The association also advised Air Canada and the office of Labour Minister Claudette Bradshaw that the union will not issue any strike notice.

"For the time being the public should take some solace," Captain Raymond Hall, chairman of the pilot union's executive council, said from Winnipeg. "There's not a threat to the public of a strike within the next several weeks."

But he cautioned: "We still are in a position that we could strike if the membership does not ratify the agreement."

An estimated 50,000 passengers - 40 per cent of Canada's domestic air travel - fly on Air Canada's about 600 flights a day.

"I am very pleased that the uncertainty is now over for Air Canada's customers," said Robert Milton, chief executive officer and president of the airline.

"The four-year term of the agreement will provide us with the necessary stability to realize the company's true potential for growth as a major global carrier," Mr. Milton said in a news release.

The pilots association and Air Canada will meet over the next few days to clarify some points in the report of mediator Bruce Outhouse and to work out final contract language, a news release from the association said.

Once those meetings conclude, a revised collective agreement will be put to union members for a ratification vote, expected to be held over the next few weeks.

Mr. Outhouse's report recommended a four-year contract with wage increases of about 13 per cent and more job security for pilots including no layoffs or forced relocations - even to any new carriers created by Air Canada - until April, 2004.
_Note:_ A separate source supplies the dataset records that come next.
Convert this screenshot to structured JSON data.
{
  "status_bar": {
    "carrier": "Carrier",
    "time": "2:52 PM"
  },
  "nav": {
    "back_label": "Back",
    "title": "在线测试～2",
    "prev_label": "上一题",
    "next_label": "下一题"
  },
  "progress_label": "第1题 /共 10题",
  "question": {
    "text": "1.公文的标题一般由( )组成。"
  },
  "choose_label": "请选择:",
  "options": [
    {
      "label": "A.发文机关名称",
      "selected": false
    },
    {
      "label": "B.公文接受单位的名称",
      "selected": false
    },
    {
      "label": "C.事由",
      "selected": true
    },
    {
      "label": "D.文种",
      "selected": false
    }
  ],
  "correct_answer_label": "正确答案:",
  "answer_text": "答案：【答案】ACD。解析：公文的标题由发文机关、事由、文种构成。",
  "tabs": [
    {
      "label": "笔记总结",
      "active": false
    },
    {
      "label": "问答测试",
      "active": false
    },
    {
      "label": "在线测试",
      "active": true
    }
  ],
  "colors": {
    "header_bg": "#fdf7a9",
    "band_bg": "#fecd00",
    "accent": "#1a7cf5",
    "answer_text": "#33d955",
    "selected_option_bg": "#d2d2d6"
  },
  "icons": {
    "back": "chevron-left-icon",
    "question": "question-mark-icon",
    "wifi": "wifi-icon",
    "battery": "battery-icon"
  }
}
"We came to the conclusion that we should accept what was on the table," pilots spokesman Serge Beaulieu said in an interview Saturday.
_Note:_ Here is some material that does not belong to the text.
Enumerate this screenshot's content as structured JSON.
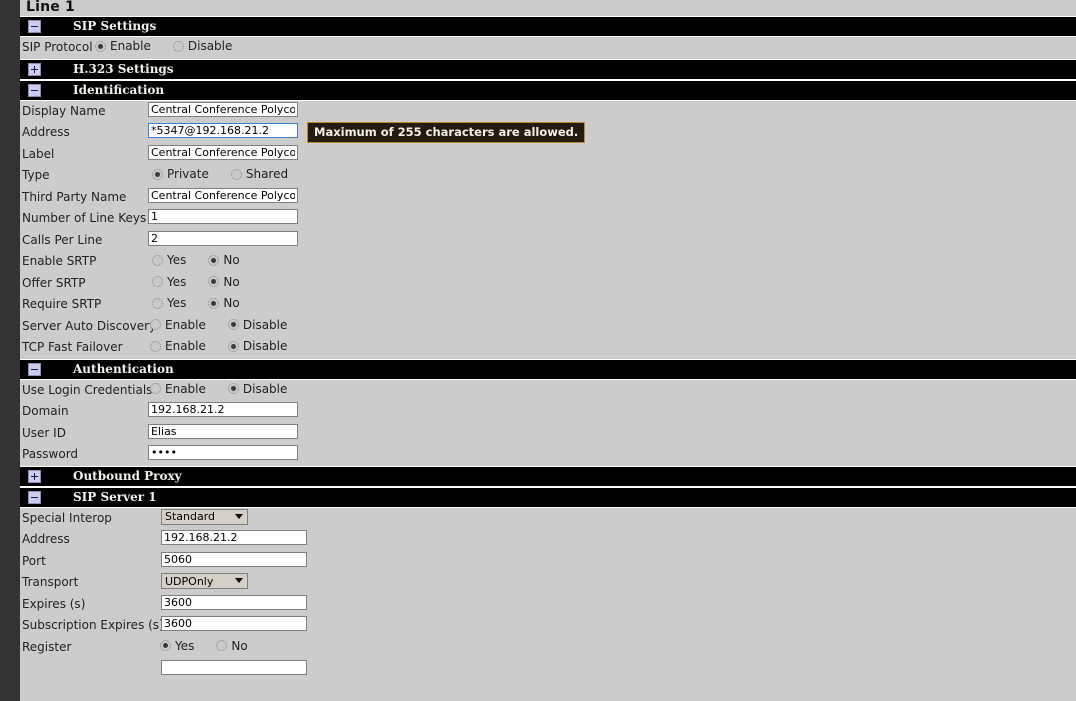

"We didn't get pay parity (with U.S. pilots) - at least not for now," Mr. Beaulieu said. "That's a longer-term project and we'll cross that bridge when we get to it."

Mr. Hall was cautiously optimistic.

"We had some concerns with the recommendations and we still have concerns," he said. "I'd say we're not enthusiastic about all of the provisions, but we're going to try and work with this to see if we can get acceptable language."
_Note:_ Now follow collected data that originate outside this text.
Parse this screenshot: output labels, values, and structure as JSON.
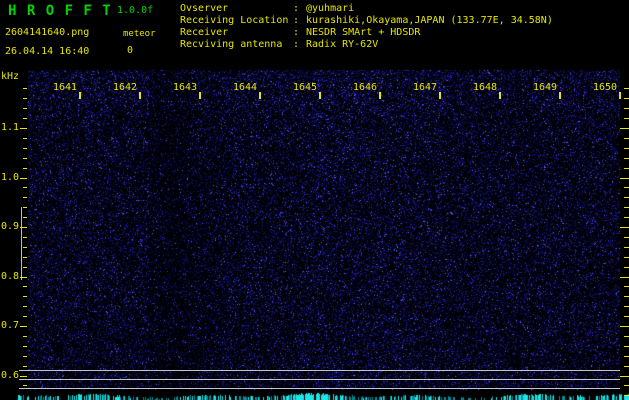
{
  "app": {
    "title": "H R O F F T",
    "version": "1.0.0f",
    "filename": "2604141640.png",
    "datetime": "26.04.14 16:40",
    "meteor_label": "meteor",
    "meteor_count": "0"
  },
  "info": {
    "colon": ":",
    "rows": [
      {
        "label": "Ovserver",
        "value": "@yuhmari"
      },
      {
        "label": "Receiving Location",
        "value": "kurashiki,Okayama,JAPAN (133.77E, 34.58N)"
      },
      {
        "label": "Receiver",
        "value": "NESDR SMArt + HDSDR"
      },
      {
        "label": "Recviving antenna",
        "value": "Radix RY-62V"
      }
    ]
  },
  "chart_data": {
    "type": "heatmap",
    "title": "HROFFT radio meteor observation spectrogram",
    "ylabel": "kHz",
    "y_tick_labels": [
      "1.1",
      "1.0",
      "0.9",
      "0.8",
      "0.7",
      "0.6"
    ],
    "y_range_khz": [
      0.57,
      1.19
    ],
    "x_tick_labels": [
      "1641",
      "1642",
      "1643",
      "1644",
      "1645",
      "1646",
      "1647",
      "1648",
      "1649",
      "1650"
    ],
    "x_axis_note": "time of day hhmm, one-minute divisions, 10-minute window",
    "content": "uniform dark-blue background noise only; no meteor echo traces visible",
    "meteor_count": 0,
    "reference_lines_khz": [
      0.61,
      0.59,
      0.575
    ],
    "marker_bar_khz_span": [
      0.8,
      0.95
    ],
    "signal_strip": "cyan signal-level bars along the bottom edge",
    "legend_position": "none",
    "grid": false
  },
  "colors": {
    "background": "#000000",
    "title_green": "#00d400",
    "text_yellow": "#e6e600",
    "noise_blue": "#1c1ca0",
    "noise_bright_blue": "#4848ff",
    "reference_gray": "#c4c4c4",
    "strip_cyan": "#00e0e0"
  }
}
The proposed contract would be retroactive to April 1, 2000.

The 2,200 pilots, who had been prepared to strike Sept. 1, were seeking to close a wage gap with their U.S. counterparts at United, American and Delta who are paid about 30 per cent more.

A pilot with 12 years or more seniority who flies one of Air Canada's three Boeing 747s has a top salary scale of $240,160.

That's well below the $324,072 paid to pilots with the same experience flying a Boeing 747 for United Airlines, the world's largest airline.

United also reached a tentative agreement Saturday with its pilots but terms of the deal were not immediately disclosed.

Air Canada pilots had asked for a three-year contract that would open with a wage jump of 8.75 per cent followed by 3- and 2.5-per-cent increases.

Air Canada has offered a 14.5-per-cent increase over five years and other benefits it said would cost the airline $250-million.

An intense round of contract talks began June 28 at a Montreal hotel after the pilot's union voted 95 per cent in favour of a strike mandate.

The pilots' two-year contract expired April 1, just 18 months after it was signed following a 13-day strike in September, 1998 that shut down the airline.

Pilots with the former Canadian Airlines will be watching closely for the final contract details.

Under a recent agreement with the Air Line Pilots Association at Canadian Airlines, any gains made by Air Canada pilots would also apply to Canadian Airlines pilots.

The same-treatment pledge is a result of the recent integration of Air Canada and Canadian Airlines.